En 718, Sainte Attale fondait à Strasbourg l’abbaye Saint-Etienne qui devint en 1861 le Collège épiscopal Saint Etienne où j’ai le privilège d’enseigner au service du Seigneur et de nos élèves. Cet anniversaire peu banal, notre établissement catholique va le célébrer toute l’année. Il est l’occasion de quelques réflexions sur l’histoire et l’identité.
L’artiste Tam Too et son complice Laurent Maltese ont réalisé une série de Draw My Life pour partager les richesses de l’histoire du Collège épiscopal Saint Etienne. Le premier d’entre eux porte sur l’histoire de cette institution :
Il y a 1300 ans, le frère de Sainte Odile (662-720), Adalbert (665-722) est duc d’Alsace depuis 28 ans quand il décide de l’érection du premier monastère de Strasbourg, sa capitale. Avec l’accord de l’évêque du lieu, il confiera cette fondation à sa fille aînée, Attale, qui avait été éduquée à l’abbaye de Hohenbourg sous l’égide de sa tante. Le monastère strasbourgeois sera établi dans l’enceinte de l’ancien camp romain d’Argentoratum sur les vestiges d’une basilique romaine du Ve siècle. Celle-ci avait été consacrée à Dieu sous le patronage de Saint Etienne, le protomartyr (premier témoin : cf. Ac 6-8) qui était très vénéré à l’époque. Ce patronage perdure encore.
Attale, brillant par sa charité, deviendra la patronne de Strasbourg dès sa mort en 741. Sa réputation est telle que la troisième abbesse de Hohenbourg -notre Mont Sainte-Odile- envoie un prêtre voler une partie de ses restes mortels, une relique : la fameuse main de Sainte Attale que nous pouvons toujours vénérer dans la chapelle du Collège épiscopal Saint Etienne.
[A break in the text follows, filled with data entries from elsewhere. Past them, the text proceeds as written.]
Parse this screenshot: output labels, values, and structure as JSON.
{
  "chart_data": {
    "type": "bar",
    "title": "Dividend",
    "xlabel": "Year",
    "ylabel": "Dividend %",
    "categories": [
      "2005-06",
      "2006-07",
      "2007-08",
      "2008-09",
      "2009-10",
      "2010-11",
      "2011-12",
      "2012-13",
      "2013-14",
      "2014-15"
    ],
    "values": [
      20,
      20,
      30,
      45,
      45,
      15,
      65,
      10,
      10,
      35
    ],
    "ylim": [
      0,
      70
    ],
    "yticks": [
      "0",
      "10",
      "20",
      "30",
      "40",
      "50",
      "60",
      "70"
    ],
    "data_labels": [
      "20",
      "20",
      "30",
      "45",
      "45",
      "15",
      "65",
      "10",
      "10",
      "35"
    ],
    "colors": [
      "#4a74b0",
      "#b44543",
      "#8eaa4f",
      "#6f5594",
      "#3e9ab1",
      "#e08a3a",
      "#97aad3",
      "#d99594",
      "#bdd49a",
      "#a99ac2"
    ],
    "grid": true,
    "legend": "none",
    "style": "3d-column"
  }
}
Pourquoi se tourner ainsi vers le passé ? Notre identité ne se réduit-elle pas à notre histoire personnelle ?
Si nous sommes seuls, certainement notre histoire est réduite… tout au plus à quelques décennies. Mais si nous nous reconnaissons comme membre de communautés, alors notre histoire est davantage : elle peut être centenaire, millénaire. Ainsi, notre héritage, nos valeurs… sont fécondées.
L’identité est cette part qui nous rend identiques, elle est donc constituée de ces biens communs qui ne nous appartiennent pas en propre et nous aide à devenir. C’est tout l’intérêt de la notion d’identité qui s’articule si heureusement avec le concept d’ipséité, notre « identité propre ». C’est ce qui fait qu’une personne est unique et absolument distincte d’une autre. Dans son ancienne devise : « Chaque élève est une personne unique », notre établissement avait mis l’accent sur l’ipséité. Dans sa nouvelle devise : « Deviens ce que tu es » le Collège épiscopal Saint Etienne a rassemblé ipséité et identité, rappelant à chacun qu’il est aussi par la grâce d’Autrui.
Plus encore, comme le rappelle le concile Vatican II dans sa constitution dogmatique Dei Verbum : « La sainte Tradition et la Sainte Écriture constituent un unique dépôt sacré de la Parole de Dieu, confié à l’Église » (n°10). En effet, la Révélation est toute entière donnée dans la Sainte Ecriture que nous pouvons accueillir personnellement et en communauté. La Révélation est notamment explicitée par la sainte Tradition c’est-à-dire la transmission manifestée pour partie dans la vie des saints. Saint Etienne, Sainte Attale… les baptisés des siècles passés nous partagent donc un témoignage qui soutient notre vie en Christ. C’est ce qu’illustre spécialement le programme de quatrième du Référentiel pour l’enseignement religieux dans les classes de collège de nos établissements catholiques d’enseignement dans sa dimension hagiographique -la biographie des saints-.
Célébrer ces 1300 ans, c’est évoquer l’histoire et plus encore la Tradition : la transmission de cet essentiel qui donne vie. Malgré quelques vicissitudes, en ce lieu et depuis 1300 ans, une communauté chrétienne est assidue à l’enseignement des apôtres, à la communion fraternelle, à la fraction du pain et aux prières. (cf. Ac 2, 42) Ces chrétiens, comparables au levain dans la pâte (cf. Mt 13, 33ss) sont témoins à leur tour de l’Evangile auprès de leurs contemporains.
Célébrer ces 1300 ans, c’est évoquer l’histoire et plus encore notre identité dans le mystère de l’Incarnation : c’est ici et maintenant qu’il nous faut vivre la Nouvelle Alliance. In fine, un établissement catholique sait qu’il existe par la grâce de Dieu.